If they’re not mature enough to get their own condoms. Whether that be from the counselors office at school, or asking for a store employee to unlock the antitheft case and then have the cashier ring them up—then they’re not mature enough for sex.


No one decides to have sex because of condom availability, if that’s what you’re trying to say. They have sex because they want to, and if condoms are readily available, they have safer sex. That mom is doing nothing wrong by having them on offer.


actually, they do. you send the message to you kids that is ok for your them to have sex. presumably this is the message you want to send. but don't pretend boxes of condoms have no implications.

Teens who receive straightforward sex ed and have access to BC are less likely to be sexually active than teens who have abstinence focused sex ed and lack access to BC.


Straightforward sex ed is fine

and condoms are widely available at every single grocery store, drug store, gas station, etc.

But that doesn’t mean you buy your kid condoms—

which unlike hormonal BC are only used while having sex/being sexually active.

But no, sorry. Not going to make it easy for them. If they wanna have sex like an adult they can buy their own condoms like an adult and find somewhere other than their parent’s house—like an adult.

Otherwise they risk ruining their lives by becoming a teen parent—I will NOT be taking care of a grandchild birthed by my teenage child. And if I caught my kid going behind my back to have sex you can be sure all privileges (car, car insurance, cell phone, etc) will be lost as well. You wanna do adult things? Okay, well that doesn’t mean just the fun stuff, be prepared to pay for all the stuff I’m not legally required to pay for (i.e. you will be provided shelter and food).

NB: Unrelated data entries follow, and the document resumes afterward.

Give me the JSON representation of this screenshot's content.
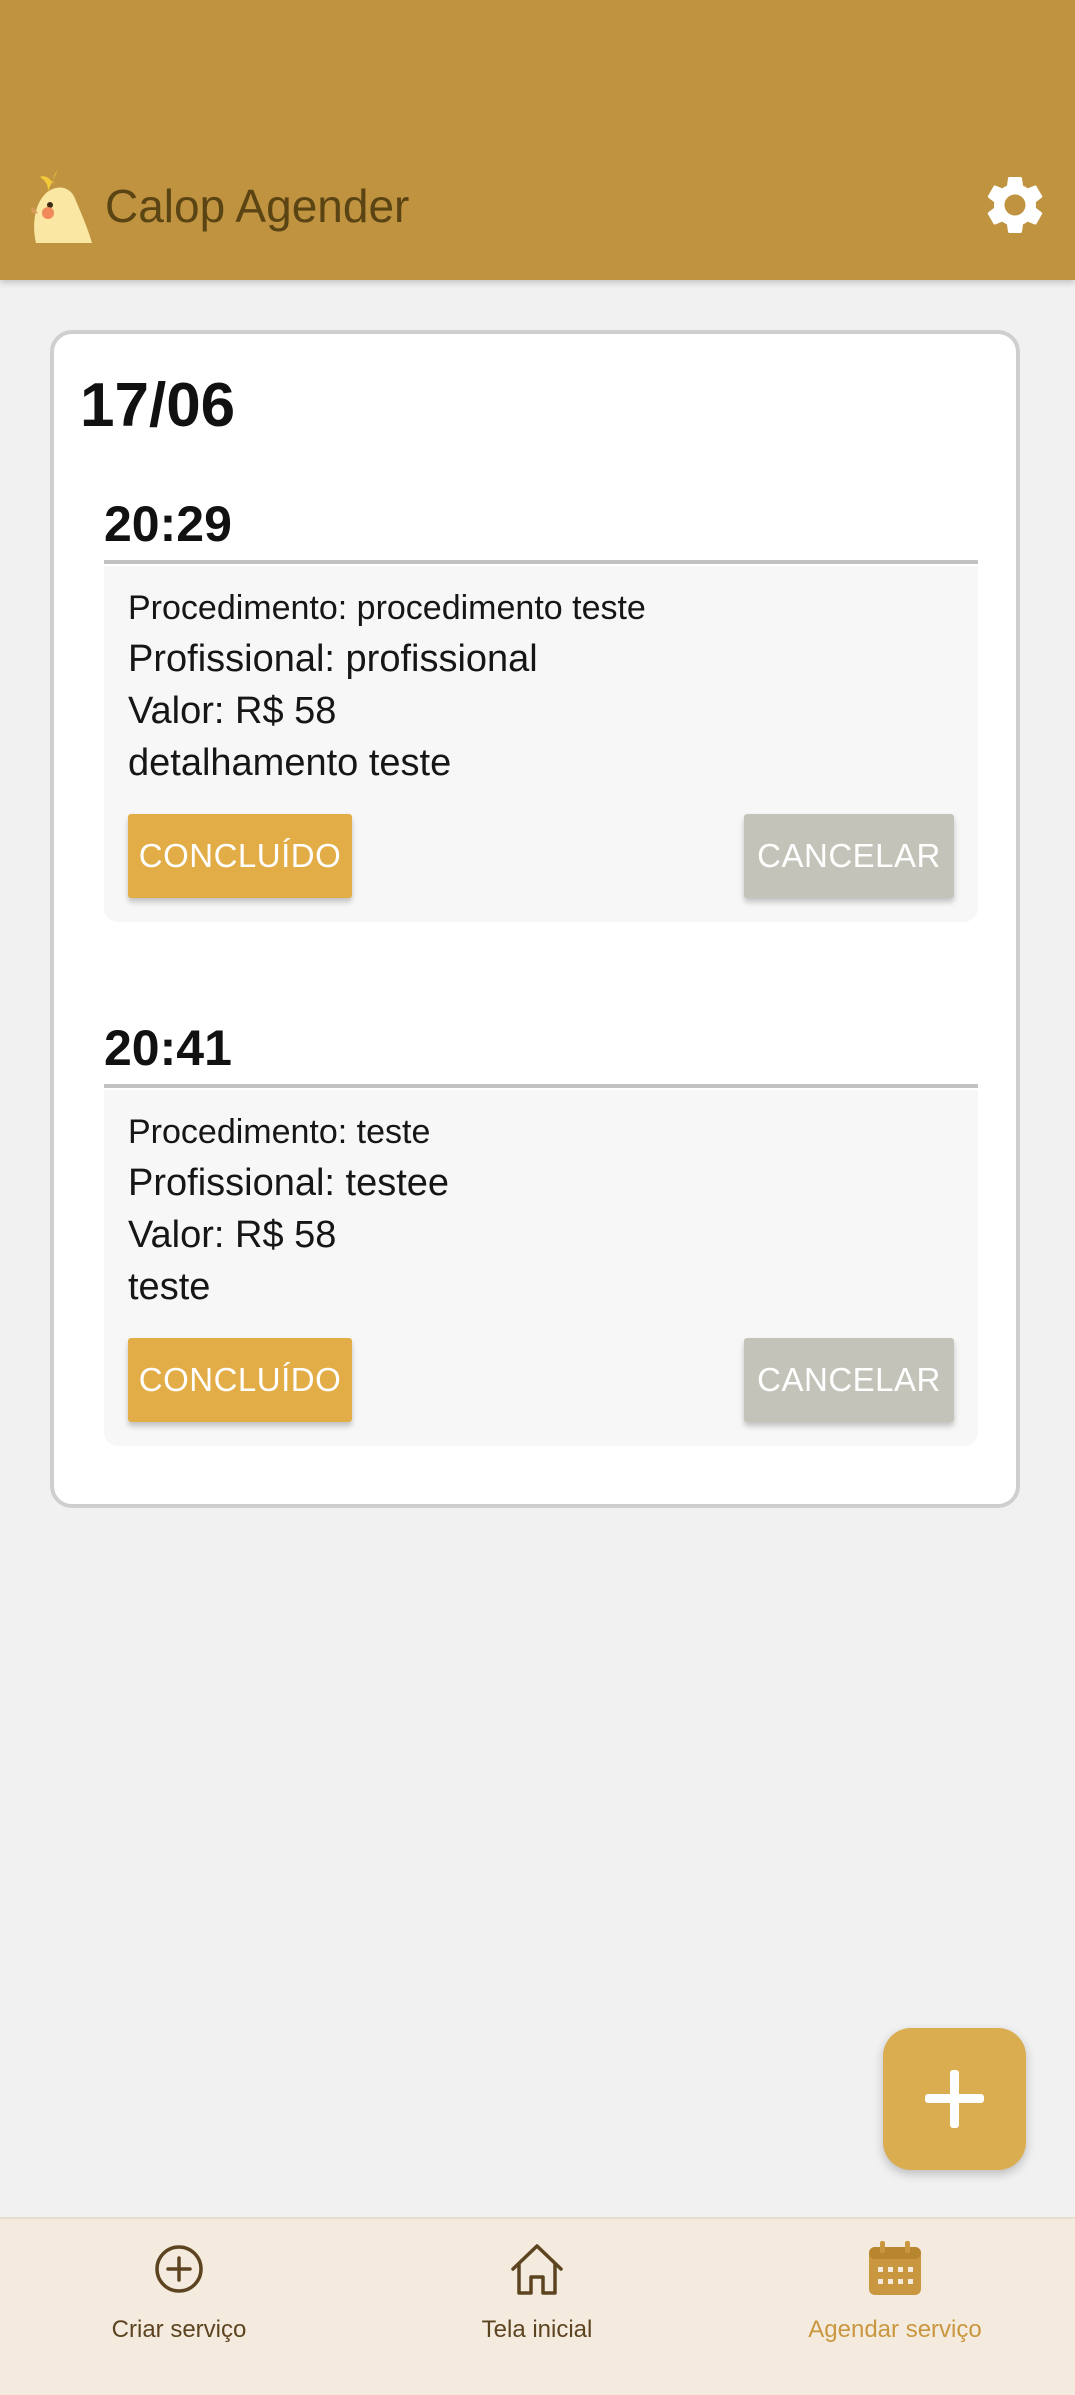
{
  "app": {
    "title": "Calop Agender"
  },
  "schedule": {
    "date": "17/06",
    "appointments": [
      {
        "time": "20:29",
        "procedure": "Procedimento: procedimento teste",
        "professional": "Profissional: profissional",
        "price": "Valor: R$ 58",
        "details": "detalhamento teste",
        "done_label": "CONCLUÍDO",
        "cancel_label": "CANCELAR"
      },
      {
        "time": "20:41",
        "procedure": "Procedimento: teste",
        "professional": "Profissional: testee",
        "price": "Valor: R$ 58",
        "details": "teste",
        "done_label": "CONCLUÍDO",
        "cancel_label": "CANCELAR"
      }
    ]
  },
  "nav": {
    "items": [
      {
        "label": "Criar serviço",
        "icon": "plus-circle-icon",
        "active": false
      },
      {
        "label": "Tela inicial",
        "icon": "home-icon",
        "active": false
      },
      {
        "label": "Agendar serviço",
        "icon": "calendar-icon",
        "active": true
      }
    ]
  },
  "icons": {
    "logo": "cockatiel-icon",
    "settings": "gear-icon",
    "fab": "plus-icon"
  },
  "colors": {
    "appbar": "#bf933f",
    "title_text": "#5b4414",
    "done_button": "#e2ad47",
    "cancel_button": "#c4c3b9",
    "fab": "#d9ad50",
    "nav_background": "#f4ebde",
    "nav_active": "#c9973f"
  }
}
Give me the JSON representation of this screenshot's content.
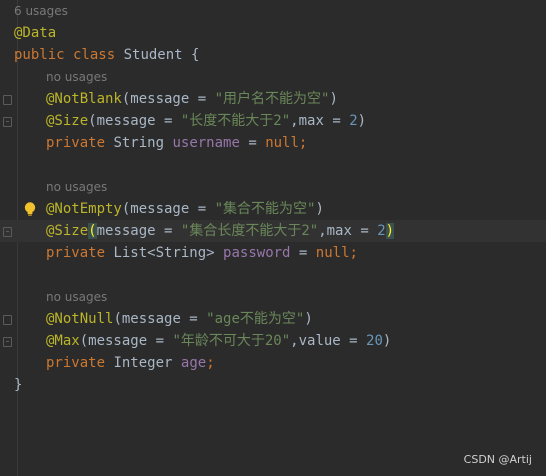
{
  "editor": {
    "usages_header": "6 usages",
    "class_annotation": "@Data",
    "class_decl": {
      "kw": "public class",
      "name": "Student",
      "brace": "{"
    },
    "fields": [
      {
        "hint": "no usages",
        "ann1": {
          "name": "@NotBlank",
          "pre": "(message = ",
          "str": "\"用户名不能为空\"",
          "post": ")"
        },
        "ann2": {
          "name": "@Size",
          "pre": "(message = ",
          "str": "\"长度不能大于2\"",
          "mid": ",max = ",
          "num": "2",
          "post": ")"
        },
        "decl": {
          "kw": "private",
          "type": "String",
          "name": "username",
          "eq": " = ",
          "val": "null",
          "semi": ";"
        }
      },
      {
        "hint": "no usages",
        "ann1": {
          "name": "@NotEmpty",
          "pre": "(message = ",
          "str": "\"集合不能为空\"",
          "post": ")"
        },
        "ann2": {
          "name": "@Size",
          "open": "(",
          "pre": "message = ",
          "str": "\"集合长度不能大于2\"",
          "mid": ",max = ",
          "num": "2",
          "post": ")"
        },
        "decl": {
          "kw": "private",
          "type": "List<String>",
          "name": "password",
          "eq": " = ",
          "val": "null",
          "semi": ";"
        }
      },
      {
        "hint": "no usages",
        "ann1": {
          "name": "@NotNull",
          "pre": "(message = ",
          "str": "\"age不能为空\"",
          "post": ")"
        },
        "ann2": {
          "name": "@Max",
          "pre": "(message = ",
          "str": "\"年龄不可大于20\"",
          "mid": ",value = ",
          "num": "20",
          "post": ")"
        },
        "decl": {
          "kw": "private",
          "type": "Integer",
          "name": "age",
          "semi": ";"
        }
      }
    ],
    "closing_brace": "}"
  },
  "watermark": "CSDN @Artij",
  "icons": {
    "intention": "lightbulb-icon",
    "fold": "fold-marker-icon"
  },
  "colors": {
    "background": "#2b2b2b",
    "annotation": "#bbb529",
    "keyword": "#cc7832",
    "string": "#6a8759",
    "number": "#6897bb",
    "field": "#9876aa",
    "hint": "#787878"
  }
}
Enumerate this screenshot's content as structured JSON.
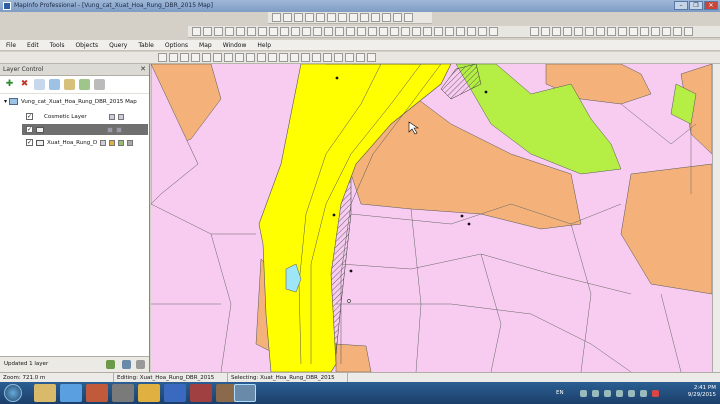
{
  "window": {
    "title": "MapInfo Professional - [Vung_cat_Xuat_Hoa_Rung_DBR_2015 Map]",
    "controls": [
      "–",
      "❐",
      "✕"
    ]
  },
  "menu": {
    "items": [
      "File",
      "Edit",
      "Tools",
      "Objects",
      "Query",
      "Table",
      "Options",
      "Map",
      "Window",
      "Help"
    ]
  },
  "layer_control": {
    "title": "Layer Control",
    "close": "✕",
    "map_name": "Vung_cat_Xuat_Hoa_Rung_DBR_2015 Map",
    "layers": [
      {
        "label": "Cosmetic Layer",
        "checked": true
      },
      {
        "label": "",
        "checked": true,
        "selected": true
      },
      {
        "label": "Xuat_Hoa_Rung_D",
        "checked": true
      }
    ],
    "status": "Updated 1 layer"
  },
  "status_bar": {
    "zoom": "Zoom: 721.0 m",
    "editing": "Editing: Xuat_Hoa_Rung_DBR_2015",
    "selecting": "Selecting: Xuat_Hoa_Rung_DBR_2015"
  },
  "taskbar": {
    "language": "EN",
    "time": "2:41 PM",
    "date": "9/29/2015"
  },
  "colors": {
    "forest_yellow": "#ffff00",
    "orange_parcel": "#f4b27a",
    "pink_parcel": "#f7ccf0",
    "green_parcel": "#b5ef45",
    "water": "#9ee5f5"
  }
}
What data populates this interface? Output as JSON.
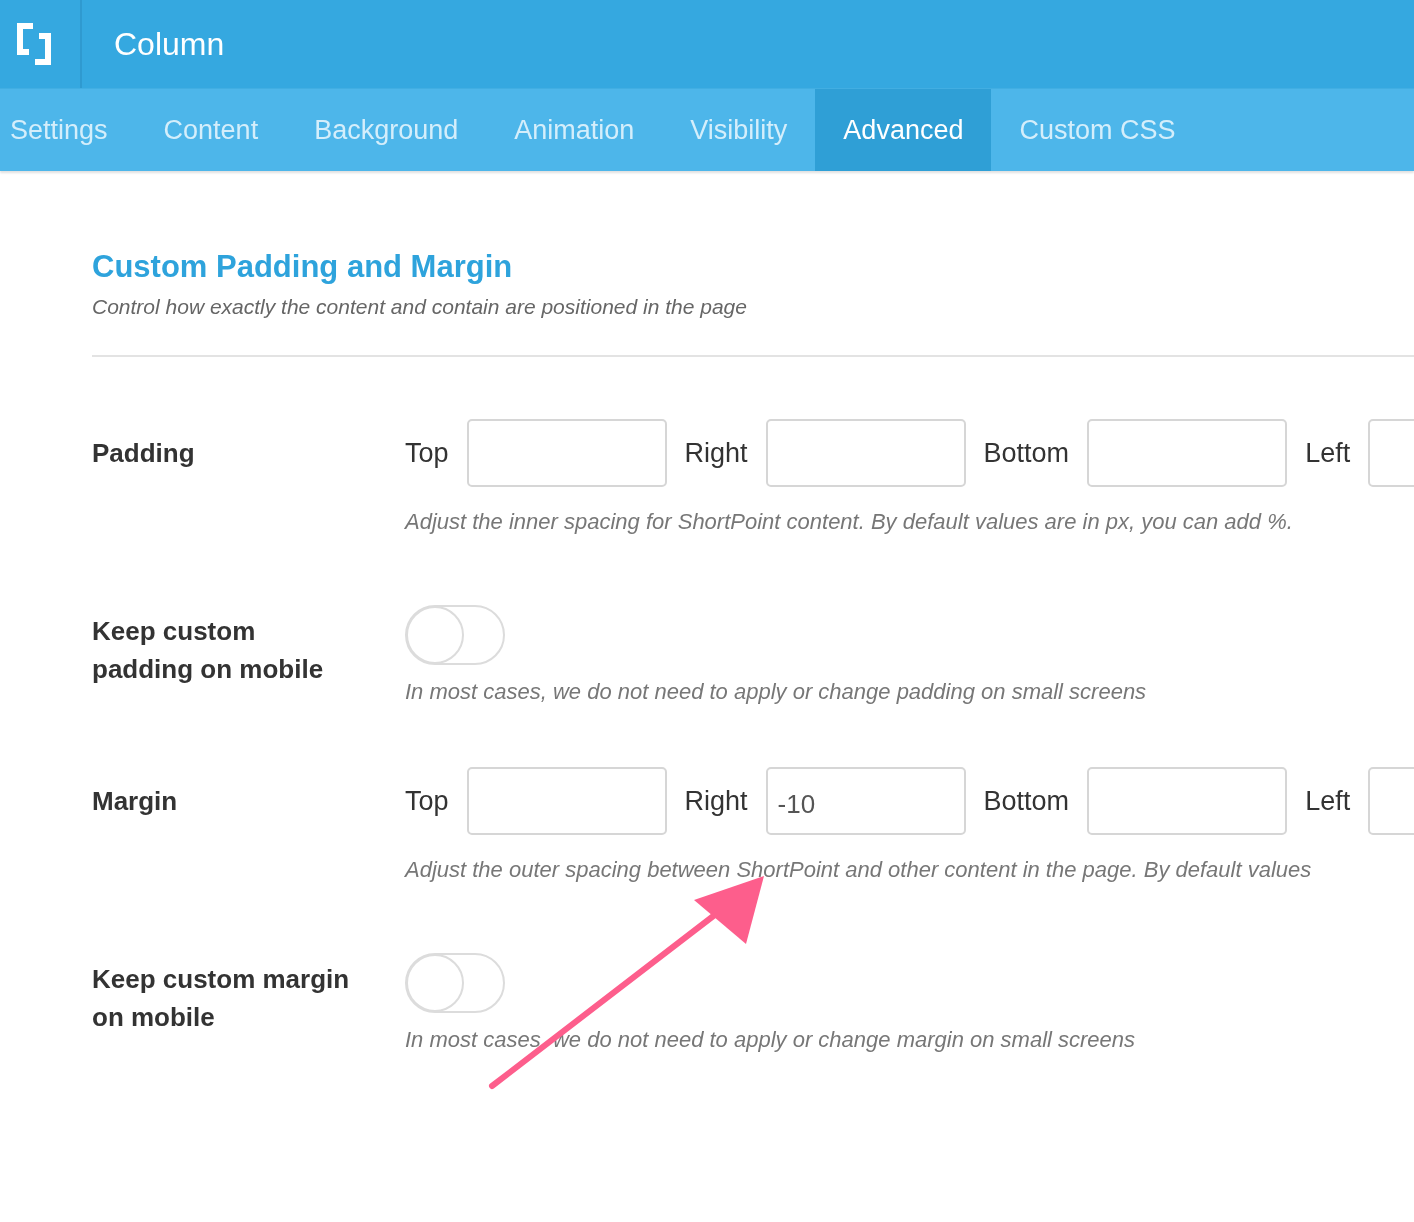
{
  "header": {
    "title": "Column"
  },
  "tabs": [
    {
      "label": "Settings",
      "selected": false
    },
    {
      "label": "Content",
      "selected": false
    },
    {
      "label": "Background",
      "selected": false
    },
    {
      "label": "Animation",
      "selected": false
    },
    {
      "label": "Visibility",
      "selected": false
    },
    {
      "label": "Advanced",
      "selected": true
    },
    {
      "label": "Custom CSS",
      "selected": false
    }
  ],
  "section": {
    "title": "Custom Padding and Margin",
    "description": "Control how exactly the content and contain are positioned in the page"
  },
  "rows": [
    {
      "kind": "fields",
      "label": "Padding",
      "fields": [
        {
          "label": "Top"
        },
        {
          "label": "Right"
        },
        {
          "label": "Bottom"
        },
        {
          "label": "Left"
        }
      ],
      "hint": "Adjust the inner spacing for ShortPoint content. By default values are in px, you can add %."
    },
    {
      "kind": "toggle",
      "label": "Keep custom padding on mobile",
      "on": false,
      "hint": "In most cases, we do not need to apply or change padding on small screens"
    },
    {
      "kind": "fields",
      "label": "Margin",
      "fields": [
        {
          "label": "Top"
        },
        {
          "label": "Right",
          "value": "-10"
        },
        {
          "label": "Bottom"
        },
        {
          "label": "Left"
        }
      ],
      "hint": "Adjust the outer spacing between ShortPoint and other content in the page. By default values"
    },
    {
      "kind": "toggle",
      "label": "Keep custom margin on mobile",
      "on": false,
      "hint": "In most cases, we do not need to apply or change margin on small screens"
    }
  ]
}
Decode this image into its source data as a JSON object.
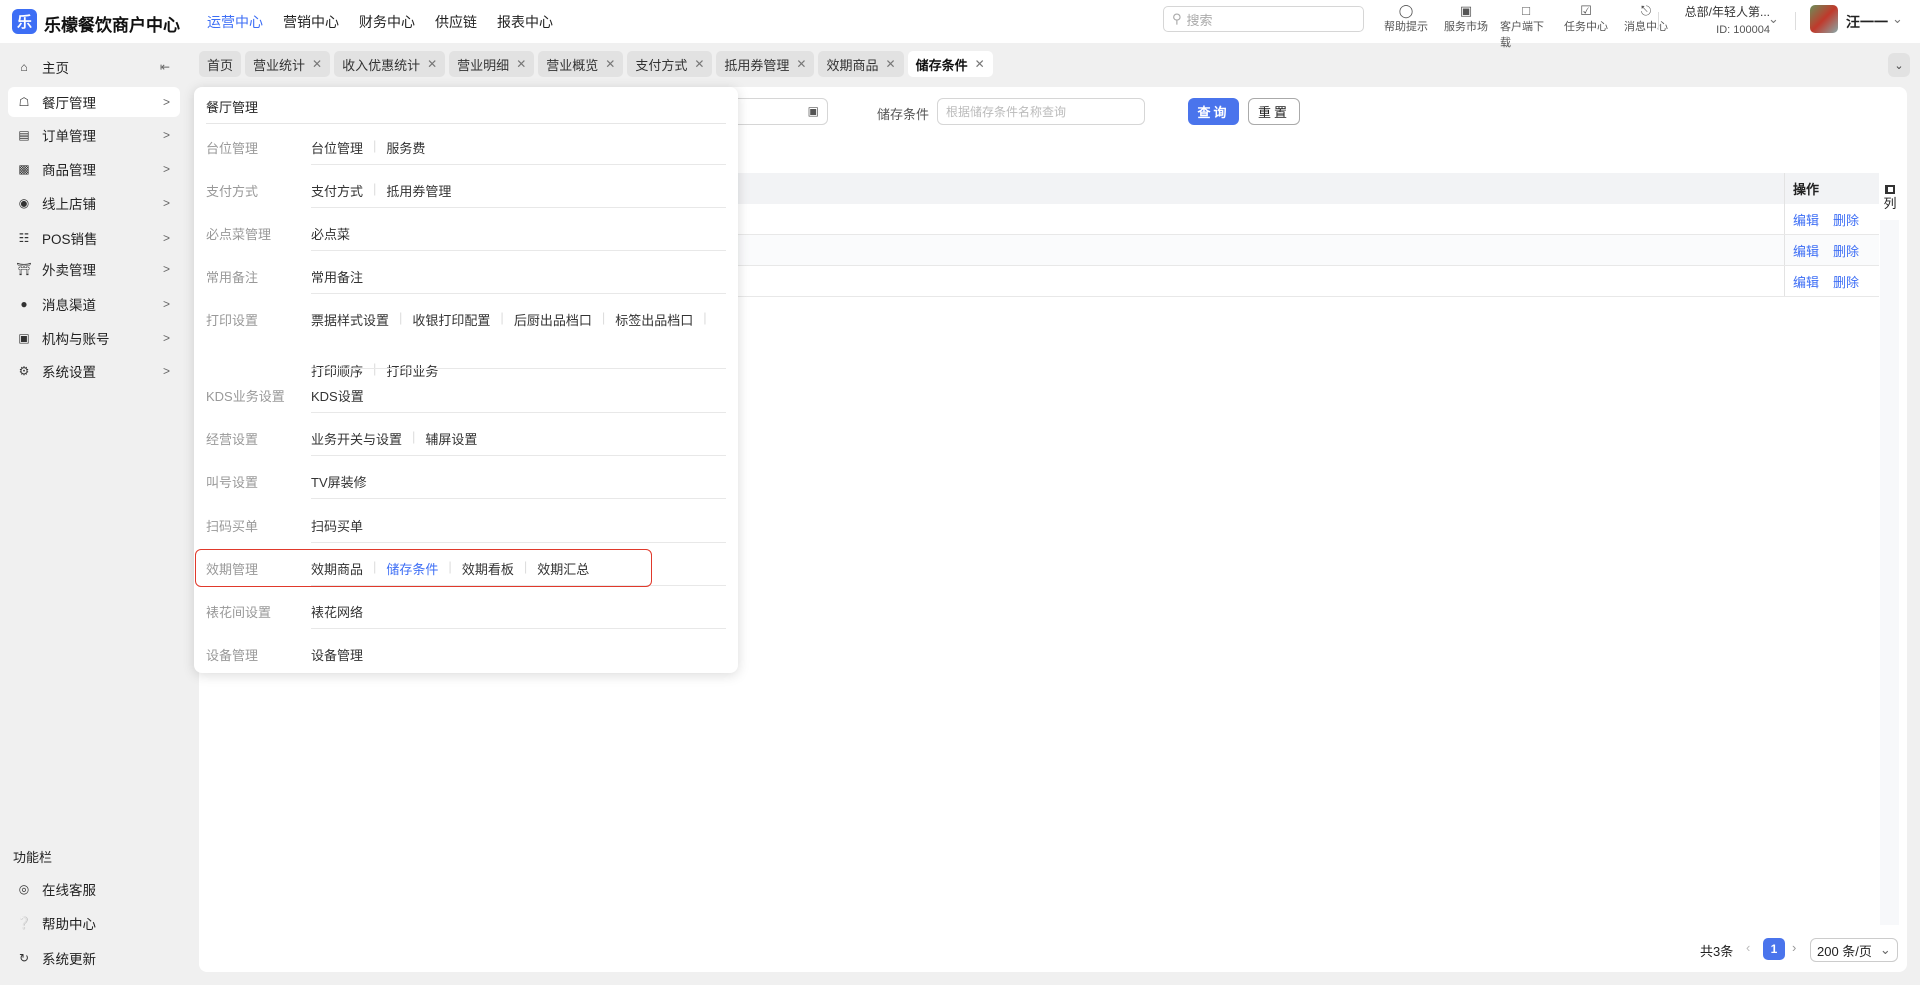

This is not hard, and you can still have a wonderful parent-child relationship (I do with my parents who took the same approach with sexual activity and dating in high school).

It’s simply called: being willing to be a parent instead of trying to be your teenager’s bff.


Oh, I parented. We talked a lot and I shared my perspective and belief that waiting [time I think is right which is different for different families] is best and why. I also was honest- people have sex because it feels good, for what feels like acceptance, HOWEVER- these are the danger… Only trying to scare them is ineffective. You have to acknowledge the things that they perceive as positive drives.

We started talking early. I always wanted them to feel comfortable coming to me and hopefully get information from me rather than peers. I made it clear that I would never condemn or judge them for any question and as they got older, yes BC was available. I have one still at home. I believe all my olders waited.

Also, it’s not just about dating. Having a large family I’ve watched a huge culture shift into hook up culture. There are so few boyfriend girlfriend relationships anymore. This is definitely changed how I talk to my younger kids now and I did with my oldere who are mid 20s now.